Yes, you're right. In the frustration of my rant I must have made a
mistake, like pressing T instead of R. Incidentally, this still gives
you the whole 'transform' feedback like the dotted line and Rot: value
in the header, but doesn't actually do anything to a 2D curve. Again,
hardly intuitive.
>> The only thing you can do is
>> move one of the tangent points, ruining the symmetry
>> of the control point.
>
> Which is why you should use Aligned Handles in those
> case, not Free Handles.
Well, that's not really solving the problem. Part of the annoyance is
that you need to keep switching through a thousand different modes (and
remember what they all do) just to edit a point. In Blender, there's no
way to edit both the size of the CP+tangents and its rotation at the
same time. In Illustrator, it's as easy as click-drag on the CP with
the 'open triangle' tool, which makes it so much easier to draw nice
smooth curves.
Check this:
http://mke3.net/blender/interface/interaction/illu_opentriangle.mp4
vs a more blender-style approach:
http://mke3.net/blender/interface/interaction/illu_whitearrow.mp4
(I might add, also having modifier keys to switch between different
types of 'tools' in Illustrator is a godsend, like holding down Command
to get the white arrow)
If you want to keep the tangents equidistant in Blender, you have to
first convert to aligned, then use a repetitive sequence of R and S
(which rarely takes just one go, because you rotate it, then you notice
the tangents are too far out, then you scale it in, then rotate it
again, then scale... argh!)
>> (of course rotating or scaling a single point is
>> geometrically impossible, and should do nothing)
>
> Ever heard of different center mode? ;o)

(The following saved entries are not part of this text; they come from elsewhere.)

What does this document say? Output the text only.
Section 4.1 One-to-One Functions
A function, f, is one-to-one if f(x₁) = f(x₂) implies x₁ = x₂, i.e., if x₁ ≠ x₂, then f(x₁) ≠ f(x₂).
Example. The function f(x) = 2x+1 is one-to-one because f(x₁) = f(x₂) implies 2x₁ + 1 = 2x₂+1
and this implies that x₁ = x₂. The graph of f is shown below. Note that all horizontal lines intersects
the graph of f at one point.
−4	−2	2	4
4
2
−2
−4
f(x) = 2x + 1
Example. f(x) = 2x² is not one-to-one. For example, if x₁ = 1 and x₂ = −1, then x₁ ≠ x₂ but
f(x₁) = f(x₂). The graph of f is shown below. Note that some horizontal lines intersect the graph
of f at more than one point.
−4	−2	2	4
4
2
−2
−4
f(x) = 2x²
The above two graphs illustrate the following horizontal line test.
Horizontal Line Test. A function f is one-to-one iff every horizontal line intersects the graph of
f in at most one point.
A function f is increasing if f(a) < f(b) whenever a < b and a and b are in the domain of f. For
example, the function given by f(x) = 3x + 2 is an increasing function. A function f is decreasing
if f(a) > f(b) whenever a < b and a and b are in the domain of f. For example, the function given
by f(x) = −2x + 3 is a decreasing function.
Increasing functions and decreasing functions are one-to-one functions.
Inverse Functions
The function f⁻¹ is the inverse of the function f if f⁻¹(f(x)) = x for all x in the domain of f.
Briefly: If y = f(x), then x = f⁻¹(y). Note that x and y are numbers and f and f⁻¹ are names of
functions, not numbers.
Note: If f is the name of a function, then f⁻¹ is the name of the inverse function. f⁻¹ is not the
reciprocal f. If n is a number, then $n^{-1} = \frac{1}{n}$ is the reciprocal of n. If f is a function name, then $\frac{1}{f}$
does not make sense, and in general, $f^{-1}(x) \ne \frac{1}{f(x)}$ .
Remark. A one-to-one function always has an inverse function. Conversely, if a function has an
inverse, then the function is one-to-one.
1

Touché! Of course the transformer himself would catch me on that :) It
still isn't very intuitive though, having it change the curve like this
when you press a completely different key (especially when the
transformation doesn't do anything).
Perhaps a small compromise for some of these complaints would be to set
the handles to aligned by default, rather than auto. At the very least,
it would remove the stupid 'press this other key if you actually want
to edit your CP' step.
> the fact that all your curve is always
> visible at once, all the tricks you can do with
> transform in cursor center mode that are hellish to do
> otherwise
Yep, these parts of Blender are definitely good.
In any case, I believe the two main points of my previous rant remain.
One, that Blender's curve creation and editing could do with a lot of
improvements and two, that this mailing list should be used for
constructive discussion and analysis like Martin's provided here. All
this 'Blender is perfect, shut up and RTFM' nonsense is not on.